Rationale: We recently reported the association of S75Y, a point mutation in the Rag GTPase protein C ( RRAGC ) gene, with pediatric DCM. Because RRAGC directly binds and regulates mTOR and the S75Y mutation results in abnormally activated mTOR, these in vitro data prompts that the mTOR pathway could be harnessed for therapeutic benefits. Methods: We aimed to integrate in vitro neonatal rat ventricle cardiomyocytes (NRVCM) and in vivo zebrafish system to elucidate underling mechanism of RRAGC -S75Y-based cardiomyopathy, and to seek targeted therapeutic strategies. Results: Overexpression of RRAGC with S75Y mutation, but not RRAGC WT, significantly increased cell size of NRVCM, suggesting the establishment of a cellular model of RRAGC - S75Y-based cardiomyopathy.

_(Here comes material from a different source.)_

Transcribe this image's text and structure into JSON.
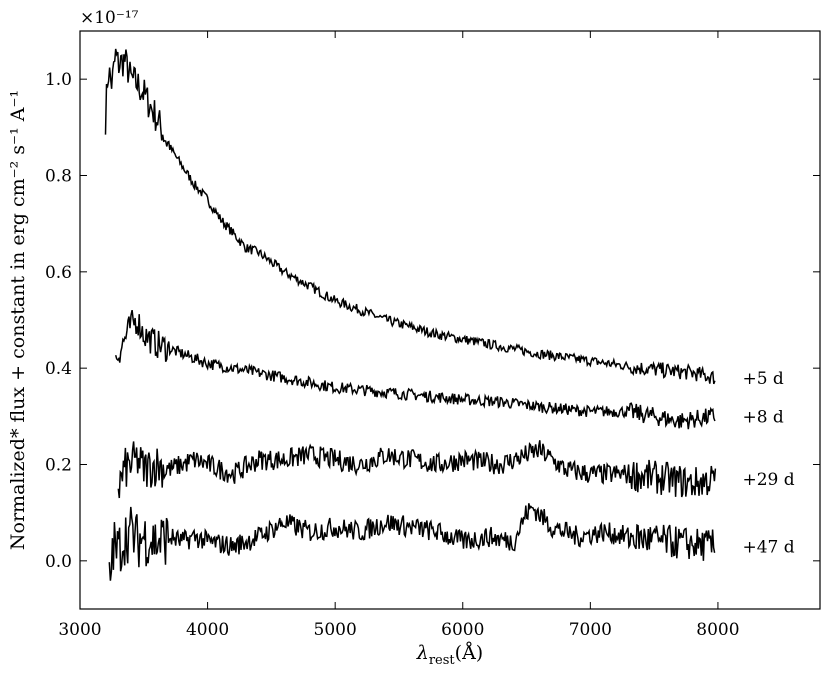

At the molecular level, overexpression of RRAGC S75Y mutant increased activity of mammalian target of rapamycin (mTOR) and decreased activity of transcription factor EB (tfeb), a direct downstream target of mTOR. Intriguingly, treatment with rapamycin, a mTOR inhibitor, did not affect cellular hypertrophy, whereas adenovirus-mediated overexpression of TFEB was able to rescue cellular hypertrophy induced by RRAGC S75Y mutation. Consistently, treatment with trehalose, an mTOR-independent tfeb activator, rescued cellular hypertrophy induced by RRAGC -S75Y. To confirm the in vitro results, we generated a knock-in (KI) zebrafish line harboring the S75Y corresponding point mutation in rragc via the TALEN (Transcription Activator-Like Effector Nucleases) technology. The cardiac function of rragc KI fish was determined by high frequency echocardiography, and the KI fish showed a significant decrease in fractional shortening compared with control littermates. Conclusion: Both cellular and in vivo models of RRAGC -S75Y-based cardiomyopathy have been generated. Studies in the cellular model suggested that tfeb, but not mTOR, is a therapeutic target for this particular type of cardiomyopathy. We will report our progress in validating this conclusion in our in vivo model, and will discuss potential mechanisms.